There are huge problems with this approach:

The Congressional Budget Office said “Most of the cost of meeting a cap on CO2 emissions would be borne by consumers, who would face persistently higher prices for products such as electricity and gasoline.” The Science Applications International Corp. estimates residential rates would rise between 28 percent and 33 percent by 2020 and between 101 percent and 129 percent by 2030.

In addition, the cap-and-trade bill would raise gas prices at the pump between 41 cents and $1 per gallon by 2030.

The Federal Energy Information Administration said the bill would result in a 9½ percent drop in manufacturing output down the road.

The Obama administration says it would cost ratepayers $650 billion over a 10-year period, but many believe the real number would be between $1 trillion and $2 trillion.

According to the George C. Marshall Institute, the administration’s cap-and-trade plan would create a 3 percent reduction of our gross domestic product in 2015 and a 10 percent reduction in 2050.

Putting a price on CO2 is like a regressive tax because poor and middle-income folks spend proportionately more of their money on such necessities as gasoline, groceries and home heating.

A really great inequity would fall on those parts of the United States that rely most heavily on coal to generate power — the Midwest, South and Plains. Missouri, which gets 81 percent of its electricity from coal-fired plants, would be one of the hardest-hit states.

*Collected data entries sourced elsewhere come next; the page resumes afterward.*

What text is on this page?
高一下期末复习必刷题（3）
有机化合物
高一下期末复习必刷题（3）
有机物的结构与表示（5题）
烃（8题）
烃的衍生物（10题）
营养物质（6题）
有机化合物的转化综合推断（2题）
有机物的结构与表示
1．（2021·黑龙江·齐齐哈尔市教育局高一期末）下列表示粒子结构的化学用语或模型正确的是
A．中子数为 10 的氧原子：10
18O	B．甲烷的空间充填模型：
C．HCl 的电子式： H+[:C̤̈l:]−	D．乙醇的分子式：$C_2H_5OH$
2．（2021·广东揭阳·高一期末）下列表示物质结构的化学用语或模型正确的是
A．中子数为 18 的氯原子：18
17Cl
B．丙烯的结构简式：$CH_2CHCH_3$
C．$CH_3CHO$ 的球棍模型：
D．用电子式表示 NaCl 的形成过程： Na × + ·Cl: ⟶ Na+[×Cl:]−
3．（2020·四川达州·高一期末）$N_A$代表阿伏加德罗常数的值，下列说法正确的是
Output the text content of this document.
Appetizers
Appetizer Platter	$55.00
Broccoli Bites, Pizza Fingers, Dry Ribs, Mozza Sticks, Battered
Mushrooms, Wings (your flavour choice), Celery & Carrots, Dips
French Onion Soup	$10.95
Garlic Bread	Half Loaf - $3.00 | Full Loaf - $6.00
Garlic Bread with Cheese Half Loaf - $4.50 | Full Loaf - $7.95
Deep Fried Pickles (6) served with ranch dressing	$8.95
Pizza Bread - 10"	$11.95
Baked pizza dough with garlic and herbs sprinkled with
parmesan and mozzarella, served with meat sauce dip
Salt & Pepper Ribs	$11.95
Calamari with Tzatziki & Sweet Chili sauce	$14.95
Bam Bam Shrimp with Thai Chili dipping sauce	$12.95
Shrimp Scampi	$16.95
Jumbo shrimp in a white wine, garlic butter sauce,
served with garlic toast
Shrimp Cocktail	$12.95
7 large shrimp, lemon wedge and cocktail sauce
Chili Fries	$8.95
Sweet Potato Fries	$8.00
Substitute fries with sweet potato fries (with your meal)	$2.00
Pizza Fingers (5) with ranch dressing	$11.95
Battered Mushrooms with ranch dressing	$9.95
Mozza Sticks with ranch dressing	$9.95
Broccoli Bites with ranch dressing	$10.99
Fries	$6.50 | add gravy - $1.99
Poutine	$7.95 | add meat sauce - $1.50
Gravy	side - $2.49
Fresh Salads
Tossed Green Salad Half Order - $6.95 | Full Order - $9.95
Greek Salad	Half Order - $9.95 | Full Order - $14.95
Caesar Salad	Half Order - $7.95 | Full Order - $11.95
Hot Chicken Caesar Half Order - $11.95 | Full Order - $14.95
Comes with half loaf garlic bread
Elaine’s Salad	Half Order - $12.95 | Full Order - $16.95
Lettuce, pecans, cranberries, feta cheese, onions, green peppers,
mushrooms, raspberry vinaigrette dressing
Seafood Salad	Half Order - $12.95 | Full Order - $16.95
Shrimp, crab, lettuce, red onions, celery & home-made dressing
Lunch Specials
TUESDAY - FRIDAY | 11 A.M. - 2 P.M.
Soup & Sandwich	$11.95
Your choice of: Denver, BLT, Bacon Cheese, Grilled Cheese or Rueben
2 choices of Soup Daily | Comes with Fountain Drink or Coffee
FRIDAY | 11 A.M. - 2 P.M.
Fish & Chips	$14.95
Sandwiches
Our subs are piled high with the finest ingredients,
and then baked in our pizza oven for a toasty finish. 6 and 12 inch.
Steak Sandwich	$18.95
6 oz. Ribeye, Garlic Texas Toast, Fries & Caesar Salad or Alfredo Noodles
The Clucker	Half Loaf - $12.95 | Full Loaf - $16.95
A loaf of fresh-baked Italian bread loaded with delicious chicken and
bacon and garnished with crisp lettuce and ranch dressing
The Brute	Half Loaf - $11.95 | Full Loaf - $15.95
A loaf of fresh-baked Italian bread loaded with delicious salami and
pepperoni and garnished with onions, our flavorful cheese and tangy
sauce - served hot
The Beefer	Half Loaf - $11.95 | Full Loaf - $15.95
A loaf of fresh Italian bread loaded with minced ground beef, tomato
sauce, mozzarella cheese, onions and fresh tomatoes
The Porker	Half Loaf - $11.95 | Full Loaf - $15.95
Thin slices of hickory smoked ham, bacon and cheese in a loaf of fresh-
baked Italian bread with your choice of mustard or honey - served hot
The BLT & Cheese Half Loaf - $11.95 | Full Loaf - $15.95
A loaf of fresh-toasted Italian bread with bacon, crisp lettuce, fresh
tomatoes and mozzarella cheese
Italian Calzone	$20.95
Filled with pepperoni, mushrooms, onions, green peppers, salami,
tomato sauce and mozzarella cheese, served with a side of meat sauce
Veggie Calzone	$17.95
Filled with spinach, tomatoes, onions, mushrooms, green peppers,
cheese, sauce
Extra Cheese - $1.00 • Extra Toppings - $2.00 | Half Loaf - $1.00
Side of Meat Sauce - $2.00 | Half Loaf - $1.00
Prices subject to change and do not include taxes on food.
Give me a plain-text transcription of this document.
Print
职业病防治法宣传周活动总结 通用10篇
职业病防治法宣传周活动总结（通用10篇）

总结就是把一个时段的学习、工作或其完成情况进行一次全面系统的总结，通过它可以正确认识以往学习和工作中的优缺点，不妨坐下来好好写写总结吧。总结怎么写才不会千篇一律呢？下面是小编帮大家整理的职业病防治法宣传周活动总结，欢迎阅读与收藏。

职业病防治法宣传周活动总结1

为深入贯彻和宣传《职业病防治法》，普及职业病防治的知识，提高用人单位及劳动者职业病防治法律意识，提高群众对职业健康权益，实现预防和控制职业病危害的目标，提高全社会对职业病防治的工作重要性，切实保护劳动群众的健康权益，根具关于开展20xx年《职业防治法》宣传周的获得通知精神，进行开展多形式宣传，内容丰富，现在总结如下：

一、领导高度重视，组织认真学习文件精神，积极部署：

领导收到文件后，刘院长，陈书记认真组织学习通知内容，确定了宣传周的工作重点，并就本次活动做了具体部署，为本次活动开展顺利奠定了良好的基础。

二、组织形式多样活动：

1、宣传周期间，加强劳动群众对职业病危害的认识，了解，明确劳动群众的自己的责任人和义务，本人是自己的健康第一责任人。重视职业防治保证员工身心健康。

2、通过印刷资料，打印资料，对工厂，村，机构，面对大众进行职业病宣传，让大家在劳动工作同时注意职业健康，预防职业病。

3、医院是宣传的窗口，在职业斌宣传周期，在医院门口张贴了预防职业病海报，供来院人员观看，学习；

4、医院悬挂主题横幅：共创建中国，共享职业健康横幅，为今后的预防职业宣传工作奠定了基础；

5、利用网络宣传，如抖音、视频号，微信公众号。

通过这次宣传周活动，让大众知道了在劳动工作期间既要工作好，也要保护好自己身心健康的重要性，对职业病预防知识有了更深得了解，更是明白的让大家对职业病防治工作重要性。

An additional proposal tied to cap-and-trade is the “renewable portfolio standard,” which would mandate that utilities generate a percentage of their electricity from renewable resources such as wind or solar. Nuclear power does not qualify. The law would also provide subsidies for wind and solar power. Government shouldn’t really be in the business of picking winning and losing technologies. Price signals are always better than planned economies.

Another major problem with cap-and-trade is simple economics: China and India will never endanger their own economic growth and the opportunity to lift their populations out of poverty merely to placate Americans. So investments and jobs would go to nations with lower costs because they do not have climate regimes. We would become much less competitive internationally.